I recently committed to raising the profile of the American Foundation for Suicide Prevention, a 501 (c)(3) organisation in New York. Their mission includes several things, not least helping to lessen suffering of families bearing the horrible burden of such an act, and educating people about mental illness to de-stigmatise depression.
A friend wrote me a few minutes ago about a recent suicide in her community. She stated ‘The whole family is devastated. I can not begin to process their grief. I cry every day. I can't imagine how my friend is putting one foot in front of the other. I'm having a good cry right now.’ It’s an all-too-sad experience from which no one even distantly involved escapes without scars.
Writing a column on suicide won’t do much to convince an isolated, despondent veteran, or a lonely thirty-something, or a bullied teen that life is still worth it. Depression is a devastating, tricky, pernicious, and overwhelming mental challenge that makes every single thing the person has to do in her or his life seem too much; a few words on a screen won’t cure that.
But we can more openly recognise the pervasiveness of depression and of mental illnesses. We are currently having extremely public conversations about women’s health care, in-vitro fertilisation, abortion, gender identity, and so many other human characteristics and concerns in America. We have the power as a society to address the importance of mental health as well. We owe it to our society to do so, regardless of our religious commitments, our backgrounds, our gender, or our jobs. It’s what the ‘golden rule’ dictates, regardless of its origins in one’s life. ‘Do unto others as you would have them do unto you’.

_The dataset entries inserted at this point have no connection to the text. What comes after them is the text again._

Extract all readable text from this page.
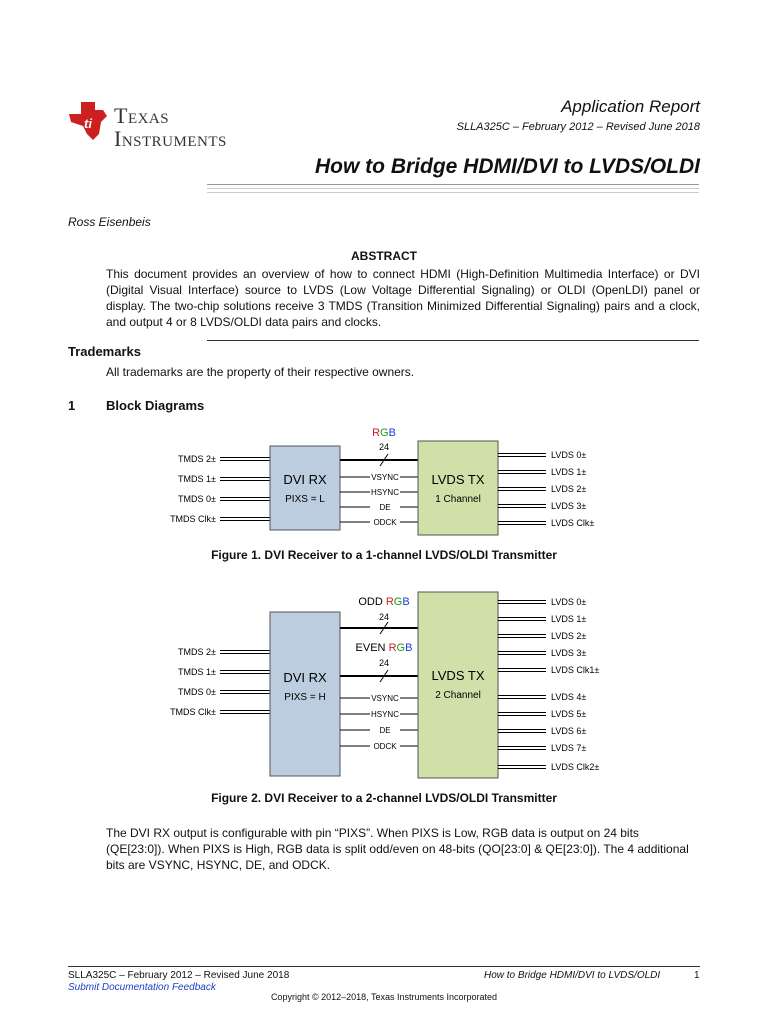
ti Texas
Instruments
Application Report
SLLA325C – February 2012 – Revised June 2018
How to Bridge HDMI/DVI to LVDS/OLDI
Ross Eisenbeis
ABSTRACT

This document provides an overview of how to connect HDMI (High-Definition Multimedia Interface) or DVI (Digital Visual Interface) source to LVDS (Low Voltage Differential Signaling) or OLDI (OpenLDI) panel or display. The two-chip solutions receive 3 TMDS (Transition Minimized Differential Signaling) pairs and a clock, and output 4 or 8 LVDS/OLDI data pairs and clocks.

Trademarks
All trademarks are the property of their respective owners.
1 Block Diagrams
TMDS 2±
TMDS 1±
TMDS 0±
TMDS Clk±
DVI RX
PIXS = L
RGB
24
VSYNC
HSYNC
DE
ODCK
LVDS TX
1 Channel
LVDS 0±
LVDS 1±
LVDS 2±
LVDS 3±
LVDS Clk±
Figure 1. DVI Receiver to a 1-channel LVDS/OLDI Transmitter
TMDS 2±
TMDS 1±
TMDS 0±
TMDS Clk±
DVI RX
PIXS = H
ODD RGB
24
EVEN RGB
24
VSYNC
HSYNC
DE
ODCK
LVDS TX
2 Channel
LVDS 0±
LVDS 1±
LVDS 2±
LVDS 3±
LVDS Clk1±
LVDS 4±
LVDS 5±
LVDS 6±
LVDS 7±
LVDS Clk2±
Figure 2. DVI Receiver to a 2-channel LVDS/OLDI Transmitter

The DVI RX output is configurable with pin “PIXS”. When PIXS is Low, RGB data is output on 24 bits (QE[23:0]). When PIXS is High, RGB data is split odd/even on 48-bits (QO[23:0] & QE[23:0]). The 4 additional bits are VSYNC, HSYNC, DE, and ODCK.

SLLA325C – February 2012 – Revised June 2018	How to Bridge HDMI/DVI to LVDS/OLDI	1
Submit Documentation Feedback
Copyright © 2012–2018, Texas Instruments Incorporated
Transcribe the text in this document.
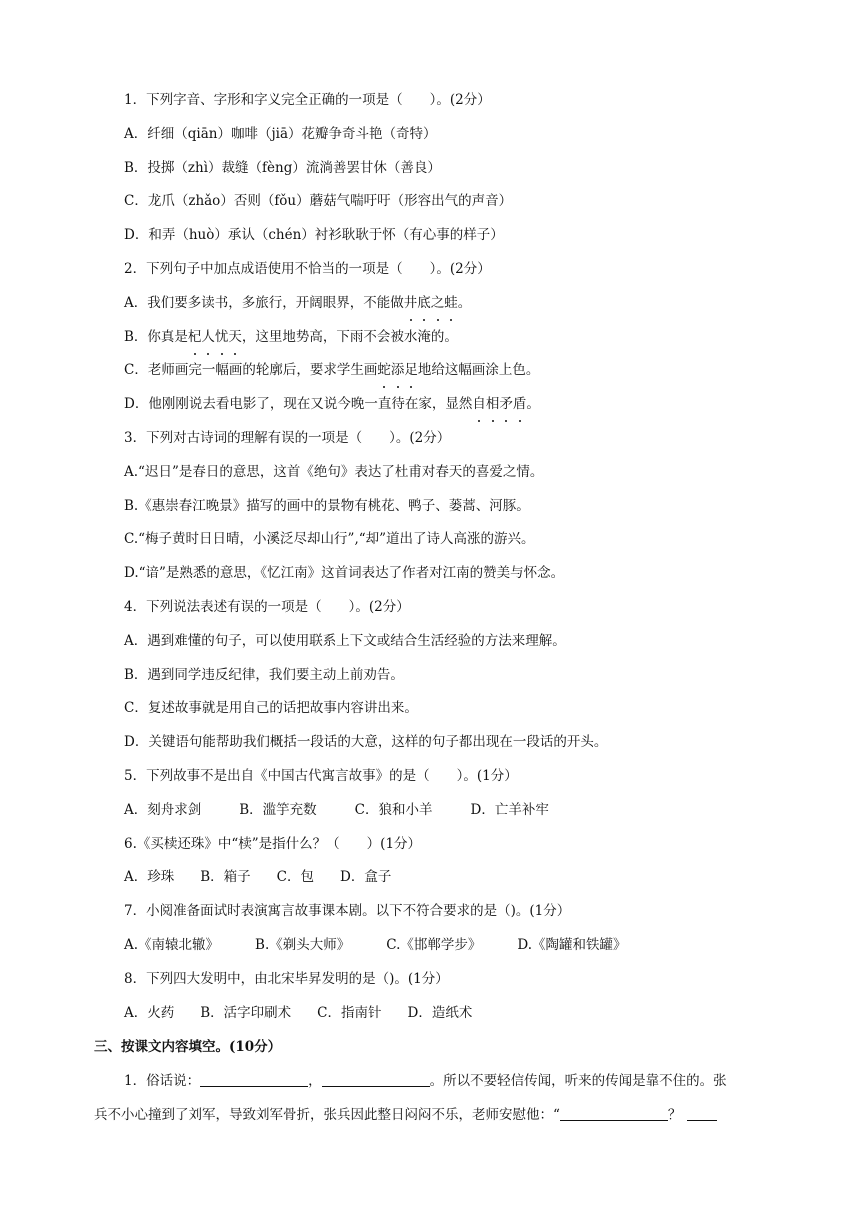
1．下列字音、字形和字义完全正确的一项是（　　）。(2分）
A．纤细（qiān）咖啡（jiā）花瓣争奇斗艳（奇特）
B．投掷（zhì）裁缝（fèng）流淌善罢甘休（善良）
C．龙爪（zhǎo）否则（fǒu）蘑菇气喘吁吁（形容出气的声音）
D．和弄（huò）承认（chén）衬衫耿耿于怀（有心事的样子）
2．下列句子中加点成语使用不恰当的一项是（　　）。(2分）
A．我们要多读书，多旅行，开阔眼界，不能做井底之蛙。
B．你真是杞人忧天，这里地势高，下雨不会被水淹的。
C．老师画完一幅画的轮廓后，要求学生画蛇添足地给这幅画涂上色。
D．他刚刚说去看电影了，现在又说今晚一直待在家，显然自相矛盾。
3．下列对古诗词的理解有误的一项是（　　）。(2分）
A.“迟日”是春日的意思，这首《绝句》表达了杜甫对春天的喜爱之情。
B.《惠崇春江晚景》描写的画中的景物有桃花、鸭子、蒌蒿、河豚。
C.“梅子黄时日日晴，小溪泛尽却山行”,“却”道出了诗人高涨的游兴。
D.“谙”是熟悉的意思，《忆江南》这首词表达了作者对江南的赞美与怀念。
4．下列说法表述有误的一项是（　　）。(2分）
A．遇到难懂的句子，可以使用联系上下文或结合生活经验的方法来理解。
B．遇到同学违反纪律，我们要主动上前劝告。
C．复述故事就是用自己的话把故事内容讲出来。
D．关键语句能帮助我们概括一段话的大意，这样的句子都出现在一段话的开头。
5．下列故事不是出自《中国古代寓言故事》的是（　　）。(1分）
A．刻舟求剑	B．滥竽充数	C．狼和小羊	D．亡羊补牢
6.《买椟还珠》中“椟”是指什么？（　　）(1分）
A．珍珠 B．箱子 C．包 D．盒子
7．小阅准备面试时表演寓言故事课本剧。以下不符合要求的是（)。(1分）
A.《南辕北辙》	B.《剃头大师》	C.《邯郸学步》	D.《陶罐和铁罐》
8．下列四大发明中，由北宋毕昇发明的是（)。(1分）
A．火药 B．活字印刷术 C．指南针 D．造纸术
三、按课文内容填空。(10分）
1．俗话说：	，	。所以不要轻信传闻，听来的传闻是靠不住的。张
兵不小心撞到了刘军，导致刘军骨折，张兵因此整日闷闷不乐，老师安慰他：“	？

Those demoralised by depression are not merely lazy people who should ‘get over it’; they confront debilitating feelings as they do everything in their days. They deserve the same care and support that we give to any other person suffering from a severe illness or disease. Mental health is a medical condition rather than a chosen route in life. We must recognise that untreated mental illness saps our economy as much as so many other concerns, undermining our ability to reach full capacity much less full satisfaction as citizens. That matters to all of us.
Suicide is a final act by thousands of desperate people seeking release from the crushing burden they carry. Someone depressed can’t grasp the pain it inflicts on others who see how it snuffs out too many lives. Nor can someone afflicted recognise the systemic affect on her or his extended community. As my friend above illustrates, the resulting deep pain extends well beyond family to a far broader community. Organisations like the American Foundation Suicide Prevention offer education for all of us about the challenges we confront as a society.
Additionally, these vital groups offer lifelines of hope for those in need, be they the depressed or those left so bereft by a loss. Hotlines are truly vital for people at the lowest points in their lives.
Each and every one of us can make a difference by reaching out to others when we know they are isolated and depressed. Yes, there is a fine line between being a caring outsider and a mental health professional; I do not dispute that important distinction. If you see someone sinking without professional help, do what you can to encourage the individual to seek help but I fully admit there are limits to what any of us can do. Gentle kindness is a first step, however.
But each of us has the ability to address mental illness with forthright compassion. That simple act might save a life as much as picking up the phone for someone in need.
Thank you for considering this topic today. It’s a painful one.